There was a tense moment of silence. It was obvious that O'Donnell did not know which end of the boom had given way and that what she said in the next few seconds would either damn her or save her. But when she spoke it was with a sort of despairing resolution that stamped what she said with truth.

"The wall end, Miss Hodge."

"You put the pin into the upright that is fixed to the wall?"

"Yes."

"And Miss Rouse took care of the upright in the middle of the floor."

"Yes, Miss Hodge."

"You have no doubt as to which end you attended to?"

"No, none at all."

"Why are you so certain?"

"Because I always did do the end by the wall."

"Why was that?"

"Rouse is taller than I am and could shove the boom higher than I could. So I always took the end by the wall so that I could put a foot in the rib-stalls when I was putting the pin in."

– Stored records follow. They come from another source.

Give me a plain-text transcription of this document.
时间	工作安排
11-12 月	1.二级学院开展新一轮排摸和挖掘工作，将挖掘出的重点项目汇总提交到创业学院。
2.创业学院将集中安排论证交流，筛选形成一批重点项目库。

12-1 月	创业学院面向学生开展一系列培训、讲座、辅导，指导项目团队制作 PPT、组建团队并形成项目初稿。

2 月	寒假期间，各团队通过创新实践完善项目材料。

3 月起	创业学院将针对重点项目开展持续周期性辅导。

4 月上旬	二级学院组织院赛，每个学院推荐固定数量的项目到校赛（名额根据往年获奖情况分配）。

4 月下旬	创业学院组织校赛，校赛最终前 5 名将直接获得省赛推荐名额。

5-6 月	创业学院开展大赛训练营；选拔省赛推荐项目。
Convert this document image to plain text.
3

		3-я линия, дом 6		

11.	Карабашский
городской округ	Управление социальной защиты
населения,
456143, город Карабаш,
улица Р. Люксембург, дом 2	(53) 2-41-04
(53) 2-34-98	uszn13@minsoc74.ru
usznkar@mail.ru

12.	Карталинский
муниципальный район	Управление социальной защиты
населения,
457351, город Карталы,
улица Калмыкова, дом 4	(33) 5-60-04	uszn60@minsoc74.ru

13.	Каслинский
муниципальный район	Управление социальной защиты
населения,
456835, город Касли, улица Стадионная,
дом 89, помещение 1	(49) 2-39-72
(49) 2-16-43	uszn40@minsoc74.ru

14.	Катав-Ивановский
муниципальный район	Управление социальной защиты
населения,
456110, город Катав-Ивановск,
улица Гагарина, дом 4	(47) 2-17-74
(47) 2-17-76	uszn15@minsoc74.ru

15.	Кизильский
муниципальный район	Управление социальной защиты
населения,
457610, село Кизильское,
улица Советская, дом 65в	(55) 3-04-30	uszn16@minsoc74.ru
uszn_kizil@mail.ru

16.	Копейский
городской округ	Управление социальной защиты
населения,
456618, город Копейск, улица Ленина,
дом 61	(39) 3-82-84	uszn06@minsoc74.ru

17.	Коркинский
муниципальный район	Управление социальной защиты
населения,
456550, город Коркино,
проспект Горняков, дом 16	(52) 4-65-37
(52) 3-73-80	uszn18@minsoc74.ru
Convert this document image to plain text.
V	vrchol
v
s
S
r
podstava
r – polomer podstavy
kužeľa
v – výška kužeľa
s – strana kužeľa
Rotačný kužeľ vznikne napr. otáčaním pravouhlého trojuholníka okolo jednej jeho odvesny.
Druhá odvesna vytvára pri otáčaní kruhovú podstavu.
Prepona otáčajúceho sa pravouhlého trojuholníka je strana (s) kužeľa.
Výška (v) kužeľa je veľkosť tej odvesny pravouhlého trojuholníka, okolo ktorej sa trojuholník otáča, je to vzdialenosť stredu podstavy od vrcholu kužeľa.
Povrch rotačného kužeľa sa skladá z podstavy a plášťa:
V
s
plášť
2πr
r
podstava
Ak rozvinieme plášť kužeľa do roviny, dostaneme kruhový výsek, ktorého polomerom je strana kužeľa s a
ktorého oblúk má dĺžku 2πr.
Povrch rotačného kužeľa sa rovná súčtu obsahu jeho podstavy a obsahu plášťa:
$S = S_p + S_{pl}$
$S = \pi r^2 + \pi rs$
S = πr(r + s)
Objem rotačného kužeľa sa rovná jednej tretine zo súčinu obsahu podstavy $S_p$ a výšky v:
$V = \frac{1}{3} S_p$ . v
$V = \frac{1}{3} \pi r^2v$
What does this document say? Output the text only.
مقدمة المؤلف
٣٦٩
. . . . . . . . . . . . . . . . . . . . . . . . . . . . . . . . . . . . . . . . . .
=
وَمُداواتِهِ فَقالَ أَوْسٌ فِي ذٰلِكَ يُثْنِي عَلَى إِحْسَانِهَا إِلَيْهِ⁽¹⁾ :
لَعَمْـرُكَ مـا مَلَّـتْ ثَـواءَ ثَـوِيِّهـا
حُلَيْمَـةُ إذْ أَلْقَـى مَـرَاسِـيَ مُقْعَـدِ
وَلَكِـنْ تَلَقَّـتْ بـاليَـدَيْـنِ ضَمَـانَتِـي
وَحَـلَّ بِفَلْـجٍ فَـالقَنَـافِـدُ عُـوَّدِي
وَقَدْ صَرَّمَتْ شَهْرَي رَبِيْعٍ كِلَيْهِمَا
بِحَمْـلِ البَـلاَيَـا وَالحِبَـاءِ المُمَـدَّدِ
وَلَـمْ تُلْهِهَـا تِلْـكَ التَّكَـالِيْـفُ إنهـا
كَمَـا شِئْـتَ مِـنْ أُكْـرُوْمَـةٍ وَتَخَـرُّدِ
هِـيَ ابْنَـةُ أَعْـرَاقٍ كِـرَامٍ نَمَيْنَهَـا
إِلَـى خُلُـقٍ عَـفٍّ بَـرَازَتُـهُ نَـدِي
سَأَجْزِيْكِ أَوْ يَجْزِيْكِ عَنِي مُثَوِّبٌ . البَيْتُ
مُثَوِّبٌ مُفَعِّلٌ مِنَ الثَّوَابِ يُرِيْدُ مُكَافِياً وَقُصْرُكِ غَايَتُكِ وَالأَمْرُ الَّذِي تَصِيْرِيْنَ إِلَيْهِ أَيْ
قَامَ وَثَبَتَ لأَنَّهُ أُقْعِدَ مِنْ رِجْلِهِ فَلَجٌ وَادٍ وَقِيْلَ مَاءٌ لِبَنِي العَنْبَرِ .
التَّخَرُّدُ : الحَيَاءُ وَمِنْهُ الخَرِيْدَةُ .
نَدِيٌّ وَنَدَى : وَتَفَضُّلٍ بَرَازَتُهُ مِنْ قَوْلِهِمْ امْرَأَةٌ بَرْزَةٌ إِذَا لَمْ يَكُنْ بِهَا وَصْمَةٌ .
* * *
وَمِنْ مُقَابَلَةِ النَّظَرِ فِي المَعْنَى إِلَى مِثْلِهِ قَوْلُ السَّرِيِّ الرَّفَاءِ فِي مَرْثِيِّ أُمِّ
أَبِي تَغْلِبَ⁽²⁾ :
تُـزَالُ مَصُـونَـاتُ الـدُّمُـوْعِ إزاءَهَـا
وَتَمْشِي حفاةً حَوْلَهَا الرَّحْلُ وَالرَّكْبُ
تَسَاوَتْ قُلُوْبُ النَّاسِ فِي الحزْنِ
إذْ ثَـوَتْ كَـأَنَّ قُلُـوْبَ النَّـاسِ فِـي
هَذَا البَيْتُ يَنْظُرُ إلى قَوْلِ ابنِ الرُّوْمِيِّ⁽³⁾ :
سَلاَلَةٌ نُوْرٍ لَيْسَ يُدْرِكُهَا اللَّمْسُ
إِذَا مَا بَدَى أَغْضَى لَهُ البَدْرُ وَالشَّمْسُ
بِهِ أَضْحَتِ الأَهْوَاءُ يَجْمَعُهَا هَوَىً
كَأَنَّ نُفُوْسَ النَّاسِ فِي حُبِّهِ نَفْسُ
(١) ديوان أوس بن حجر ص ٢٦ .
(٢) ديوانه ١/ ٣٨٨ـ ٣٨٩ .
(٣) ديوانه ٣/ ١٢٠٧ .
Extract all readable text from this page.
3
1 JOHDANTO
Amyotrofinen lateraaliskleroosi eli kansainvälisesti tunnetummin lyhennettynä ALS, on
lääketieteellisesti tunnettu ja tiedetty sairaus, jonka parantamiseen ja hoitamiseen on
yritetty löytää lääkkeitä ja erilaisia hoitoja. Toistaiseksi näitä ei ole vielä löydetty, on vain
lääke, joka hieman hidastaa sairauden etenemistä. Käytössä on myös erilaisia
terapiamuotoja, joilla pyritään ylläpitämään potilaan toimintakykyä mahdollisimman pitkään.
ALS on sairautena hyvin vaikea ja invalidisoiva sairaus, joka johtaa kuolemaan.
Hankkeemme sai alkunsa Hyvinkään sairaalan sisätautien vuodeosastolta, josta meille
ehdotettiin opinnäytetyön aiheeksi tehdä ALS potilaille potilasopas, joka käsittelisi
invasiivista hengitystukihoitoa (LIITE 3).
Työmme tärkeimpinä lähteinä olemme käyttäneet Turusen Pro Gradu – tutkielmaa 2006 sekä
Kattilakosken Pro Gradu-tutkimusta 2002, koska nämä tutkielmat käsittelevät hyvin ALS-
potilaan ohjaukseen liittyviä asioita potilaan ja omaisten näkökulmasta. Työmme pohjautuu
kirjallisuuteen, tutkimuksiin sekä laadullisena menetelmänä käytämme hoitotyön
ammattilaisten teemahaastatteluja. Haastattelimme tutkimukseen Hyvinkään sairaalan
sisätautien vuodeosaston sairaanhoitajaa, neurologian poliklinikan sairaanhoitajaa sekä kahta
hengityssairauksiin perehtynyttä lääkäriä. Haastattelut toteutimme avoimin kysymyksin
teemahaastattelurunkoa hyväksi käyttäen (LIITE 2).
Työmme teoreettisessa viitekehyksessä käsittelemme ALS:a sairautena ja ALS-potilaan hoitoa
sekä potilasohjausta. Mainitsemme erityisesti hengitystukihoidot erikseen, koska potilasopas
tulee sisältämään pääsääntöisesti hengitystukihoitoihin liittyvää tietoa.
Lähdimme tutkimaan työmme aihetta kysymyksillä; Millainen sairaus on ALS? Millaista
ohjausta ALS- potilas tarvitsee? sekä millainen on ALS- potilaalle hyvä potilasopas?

"I see. Very well. Thank you, Miss O'Donnell, for being so frank."

O'Donnell turned to go, and then turned back.

"Which end came down, Miss Hodge?"

"The middle end," Miss Hodge said, looking with something like affection on the girl, though she had been on the point of letting her go without putting her out of suspense.

A great wave of colour rushed into O'Donnell's normally pale face. "Oh, thank you!" she said, in a whisper, and almost ran out of the room.

"Poor wretch," said Lux. "That was a horrible moment for her."

"It is most unlike Miss Rouse to be careless about apparatus," Henrietta said thoughtfully.

"You are not suggesting that O'Donnell is not telling the truth?"

"No, no. What she said was obviously true. It was the natural thing for her to take the wall end where she would have the help of the rib-stalls. But I still cannot see how it happened. Apart from Miss Rouse's natural carefulness, a pin would have to be very badly put in indeed for it to be so far not in that it let the boom come down. And the hoisting rope so slack that it let the boom fall nearly three feet!"

v "I suppose Giddy couldn't have done something to it accidentally?"

"I don't know what he could have done to it. You can't alter a pin put in at that height without stretching up deliberately to it. It is not as if it were something he might possibly touch with his apparatus. And much as he prides himself on the strength of The Abhorrence there is no suction that will pull a pin out from under a boom."

"No." Lux thought a little. "Vibration is the only kind of force that would alter a pin's position. Some kind of tremor. And there was nothing like that."

"Not inside the gymnasium, certainly. Miss Rouse locked it as usual last night and gave the key to Giddy, and he unlocked it just after first bell this morning."